Basic crypto coin trader errorsBasic crypto coin trader errorsDwain Ross 18 / January / 20 Visitors: 244
Basic crypto coin trader errors
You can make good money in the cryptovolta market. But when you want to make regular profits, you should remember about common mistakes of cryptovite traders and not make them. Price fluctuations in the cryptovoltaic market attract new participants, as a result of which the capitalization increases steadily. But not everybody is able to earn money, because newcomers make a lot of mistakes, which lead to the loss of the trading deposit.
If your plans include long-term investment in cryptov currencies, the most appropriate strategy is to "buy and hold". Day trading and short term trading are also able to provide an acceptable return and allow you to raise your capital relatively quickly. Let's analyze ten major mistakes, which are worth knowing about for beginners in the cryptovoltaic market.
Lack of personal analysis of the market situation
Often, newcomers join traders' companies in social networks and track what is posted there. There is nothing wrong with this, but for effective trading you need to perform personal market analysis. It should be understood that there are a lot of people in social networks who promote some coins in the interest of their enrichment, telling that their price will soon rise in the tens or hundreds of times. Buying coins only based on what these people say, you are likely to lose money. Most of them are either fake accounts, or paid advertising agents campaigning to "inflate" the coins. They make an artificial fuss, working on the fears of novice traders to miss a successful trade and attract buyers to the crypt currency, which they themselves are going to let go.
It is important to make a personal study before entering the market. You need to understand what the coin is aimed at, at what stage of development it is at, how its value moves. Undue entry into a transaction based on pumping leads to disaster.
Decrease in the value of technical analysis
Often, traders believe that the ability to read charts, or technical analysis, is either a very complex or optional skill. Such inferences are erroneous. Price movements on any market have certain regularities. Their understanding and identification significantly increases the chances of successful trading.
As in all aspects of life, in the cryptographic industry you will get absolutely no guarantees. Understanding the highly speculative and emotional mood of this market, technical analysis will sometimes fail. So, when you have serious intentions about trading, you need to understand such basic things as candlestick analysis, support and resistance levels, trend lines and so on.

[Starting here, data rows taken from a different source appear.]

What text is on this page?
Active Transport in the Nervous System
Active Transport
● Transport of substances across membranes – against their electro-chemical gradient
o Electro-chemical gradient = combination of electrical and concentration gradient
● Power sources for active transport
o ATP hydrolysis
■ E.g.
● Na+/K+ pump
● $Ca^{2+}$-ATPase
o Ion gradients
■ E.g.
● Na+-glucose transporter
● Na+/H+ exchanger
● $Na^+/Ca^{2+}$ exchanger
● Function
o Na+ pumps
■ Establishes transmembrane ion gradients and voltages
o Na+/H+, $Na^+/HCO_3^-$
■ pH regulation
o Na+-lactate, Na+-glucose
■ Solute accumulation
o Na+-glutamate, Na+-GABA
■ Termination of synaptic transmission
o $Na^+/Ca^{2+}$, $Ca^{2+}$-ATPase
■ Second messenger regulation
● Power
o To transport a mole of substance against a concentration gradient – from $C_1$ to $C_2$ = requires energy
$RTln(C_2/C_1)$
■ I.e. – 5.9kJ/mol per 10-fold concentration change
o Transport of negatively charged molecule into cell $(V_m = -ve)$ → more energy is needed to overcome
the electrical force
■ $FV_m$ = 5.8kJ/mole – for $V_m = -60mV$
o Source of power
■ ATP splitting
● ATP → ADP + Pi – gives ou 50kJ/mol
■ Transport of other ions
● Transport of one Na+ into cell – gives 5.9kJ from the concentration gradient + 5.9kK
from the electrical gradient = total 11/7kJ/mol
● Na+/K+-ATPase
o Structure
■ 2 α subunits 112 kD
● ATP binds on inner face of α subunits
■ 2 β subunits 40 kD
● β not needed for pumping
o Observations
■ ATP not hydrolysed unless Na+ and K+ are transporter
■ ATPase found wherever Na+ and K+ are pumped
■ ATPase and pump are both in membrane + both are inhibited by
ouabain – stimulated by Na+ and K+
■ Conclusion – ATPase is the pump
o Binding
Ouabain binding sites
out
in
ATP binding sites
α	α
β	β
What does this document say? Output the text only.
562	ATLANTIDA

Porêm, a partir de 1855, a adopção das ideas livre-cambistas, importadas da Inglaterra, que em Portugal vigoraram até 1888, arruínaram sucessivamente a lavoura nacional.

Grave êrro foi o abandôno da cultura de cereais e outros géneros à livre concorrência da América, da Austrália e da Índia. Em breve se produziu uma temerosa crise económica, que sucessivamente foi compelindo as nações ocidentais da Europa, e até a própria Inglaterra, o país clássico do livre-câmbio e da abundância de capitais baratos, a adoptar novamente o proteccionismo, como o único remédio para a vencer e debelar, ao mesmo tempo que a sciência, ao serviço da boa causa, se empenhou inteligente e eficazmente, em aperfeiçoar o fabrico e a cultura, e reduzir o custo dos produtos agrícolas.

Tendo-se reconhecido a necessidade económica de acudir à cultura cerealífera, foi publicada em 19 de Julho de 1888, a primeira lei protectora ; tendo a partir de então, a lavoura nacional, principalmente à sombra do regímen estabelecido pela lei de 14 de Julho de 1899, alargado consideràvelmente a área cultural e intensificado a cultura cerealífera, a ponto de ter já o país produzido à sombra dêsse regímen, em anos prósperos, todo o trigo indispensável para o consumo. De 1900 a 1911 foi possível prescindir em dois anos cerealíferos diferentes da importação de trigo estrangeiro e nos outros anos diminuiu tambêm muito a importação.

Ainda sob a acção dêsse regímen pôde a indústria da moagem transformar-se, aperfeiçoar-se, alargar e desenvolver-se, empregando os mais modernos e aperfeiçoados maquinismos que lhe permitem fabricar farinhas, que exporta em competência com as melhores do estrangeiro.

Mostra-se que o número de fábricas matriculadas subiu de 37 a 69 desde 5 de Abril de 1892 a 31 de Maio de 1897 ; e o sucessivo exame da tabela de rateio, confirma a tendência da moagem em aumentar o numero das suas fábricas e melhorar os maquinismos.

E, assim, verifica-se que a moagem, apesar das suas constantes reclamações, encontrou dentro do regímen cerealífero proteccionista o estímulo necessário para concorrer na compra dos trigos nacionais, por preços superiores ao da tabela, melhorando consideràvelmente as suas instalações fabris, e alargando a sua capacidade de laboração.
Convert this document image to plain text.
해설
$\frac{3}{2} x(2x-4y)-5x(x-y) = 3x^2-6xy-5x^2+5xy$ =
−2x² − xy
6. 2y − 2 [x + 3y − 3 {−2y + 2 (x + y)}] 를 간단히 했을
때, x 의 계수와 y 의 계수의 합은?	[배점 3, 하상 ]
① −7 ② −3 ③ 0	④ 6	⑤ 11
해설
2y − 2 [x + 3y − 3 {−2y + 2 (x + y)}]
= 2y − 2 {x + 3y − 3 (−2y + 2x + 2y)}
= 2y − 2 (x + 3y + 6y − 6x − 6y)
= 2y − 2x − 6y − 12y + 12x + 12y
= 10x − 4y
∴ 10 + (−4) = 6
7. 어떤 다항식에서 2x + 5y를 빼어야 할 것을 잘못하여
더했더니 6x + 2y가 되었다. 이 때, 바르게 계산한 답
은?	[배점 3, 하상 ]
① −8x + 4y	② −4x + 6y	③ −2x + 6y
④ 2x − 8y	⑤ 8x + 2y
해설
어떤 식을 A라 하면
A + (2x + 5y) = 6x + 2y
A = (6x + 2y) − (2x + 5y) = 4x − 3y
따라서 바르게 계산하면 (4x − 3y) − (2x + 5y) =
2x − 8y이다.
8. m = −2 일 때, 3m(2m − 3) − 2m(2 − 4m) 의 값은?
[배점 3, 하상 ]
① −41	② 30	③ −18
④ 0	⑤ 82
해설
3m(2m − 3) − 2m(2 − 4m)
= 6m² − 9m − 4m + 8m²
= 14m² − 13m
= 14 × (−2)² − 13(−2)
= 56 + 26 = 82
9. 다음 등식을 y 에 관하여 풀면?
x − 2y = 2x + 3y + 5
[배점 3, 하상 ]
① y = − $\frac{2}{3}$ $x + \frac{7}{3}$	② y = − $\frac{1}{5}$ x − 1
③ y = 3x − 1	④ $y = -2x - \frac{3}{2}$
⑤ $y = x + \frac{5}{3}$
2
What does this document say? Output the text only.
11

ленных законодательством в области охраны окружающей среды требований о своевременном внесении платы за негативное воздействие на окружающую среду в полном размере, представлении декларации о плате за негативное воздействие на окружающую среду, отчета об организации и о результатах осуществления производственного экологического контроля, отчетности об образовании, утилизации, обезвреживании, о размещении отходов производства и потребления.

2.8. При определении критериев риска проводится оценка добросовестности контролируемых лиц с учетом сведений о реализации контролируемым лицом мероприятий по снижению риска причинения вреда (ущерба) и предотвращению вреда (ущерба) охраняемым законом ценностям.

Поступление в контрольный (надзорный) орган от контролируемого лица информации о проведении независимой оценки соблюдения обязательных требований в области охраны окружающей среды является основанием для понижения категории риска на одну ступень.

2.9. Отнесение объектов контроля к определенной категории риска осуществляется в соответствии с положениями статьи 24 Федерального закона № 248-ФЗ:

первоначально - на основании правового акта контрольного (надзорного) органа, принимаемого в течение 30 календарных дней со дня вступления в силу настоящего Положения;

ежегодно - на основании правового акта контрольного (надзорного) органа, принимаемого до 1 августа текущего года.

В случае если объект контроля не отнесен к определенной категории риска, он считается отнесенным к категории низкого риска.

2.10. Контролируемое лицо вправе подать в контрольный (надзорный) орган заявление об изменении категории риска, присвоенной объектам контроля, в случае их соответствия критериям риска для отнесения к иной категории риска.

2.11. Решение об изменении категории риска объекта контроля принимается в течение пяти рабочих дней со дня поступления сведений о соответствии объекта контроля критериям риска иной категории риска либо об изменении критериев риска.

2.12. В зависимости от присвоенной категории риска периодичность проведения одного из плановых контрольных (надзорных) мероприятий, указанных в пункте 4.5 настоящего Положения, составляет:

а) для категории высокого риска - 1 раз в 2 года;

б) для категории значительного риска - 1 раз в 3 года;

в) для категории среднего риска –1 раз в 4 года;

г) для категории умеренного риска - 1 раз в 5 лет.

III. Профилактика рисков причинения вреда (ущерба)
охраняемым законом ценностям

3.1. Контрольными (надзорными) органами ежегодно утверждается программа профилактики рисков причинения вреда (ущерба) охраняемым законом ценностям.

First of all, you should understand that the resistance zone is a price interval, which the coin rate has tried several times, but failed to break through. Similarly, the support level is an area from which the price repeatedly bounces up. The definition of such zones makes it possible to assess where the price is at the moment, and whether it has space to move up or down.
Trend lines are also a fairly simple concept. If the price is in an upward trend, it forms an ascending Low. When descending Lows occur, it means that the trend is moving down.
Sell at the bottom of the chart; buy at the top.
The cryptovoltaic segment is very volatile. This suggests that the price is changing all the time. Whoever is afraid of it will be left without money all the time. Panic selling is a typical mistake of inexperienced traders. They first enter the position without making the necessary research, and then, having noticed a sudden price drop, they sell their own coins, so to speak, "cutting off losses".
The problem with this approach is that at the end of such a sale you practically lose money (when you have not sold, you have not lost anything yet). In some situations, limiting the loss actually makes sense, but in most coins, mainly the price bounces back to the top after a few days, and maybe even hours. Having noticed the new movement, the same traders, who have just sold their own assets, buy coins again, only at more serious prices, and the cycle goes in a circle. Buying at the top and selling at the bottom is the right way to ruin.
Lack of an exit plan
You picked a good entrance, and the price went up. What's next? Take profit and go out? Or continue to hold the deal? If so, why? Most young traders have not developed an exit plan and work quite chaotically. Most often this causes the loss of probable profit or the return of deals to a loss, as a result of which it is the limit of all desires to remain at one's discretion.
As it has already been said, when you buy a long-term crypt-currency deal, it is not trading. But when you decide to take up trading with virtual coins, you need to take a course to learn how to trade in the cryptovoltaic world.
When you start trading according to your own profit taking plan, sometimes the price will rise above the levels you have set, but the trader must always be prepared to do so. One of the effective exit strategies is to close the trade in parts. This allows you to immediately take part of the profit and get the opportunity to catch the future direction up.
Choosing a new bitcoin
Over the past year, Bitcoin has risen from $1,000 to $20,000, which is in fact a huge rise. Ethereum and Litecoin also gave good profits, but not all coins can boast the same.
Certain coins, as a result of large emission volumes or other factors, remain in some price range (let's say, Ripple). It is a naive plan to expect the investment of 2000% or 4000% of them.
The trader should know the features of each coin, which is trading, among which the historical behavior of the value and future prospects, and plan their own transactions in the right way.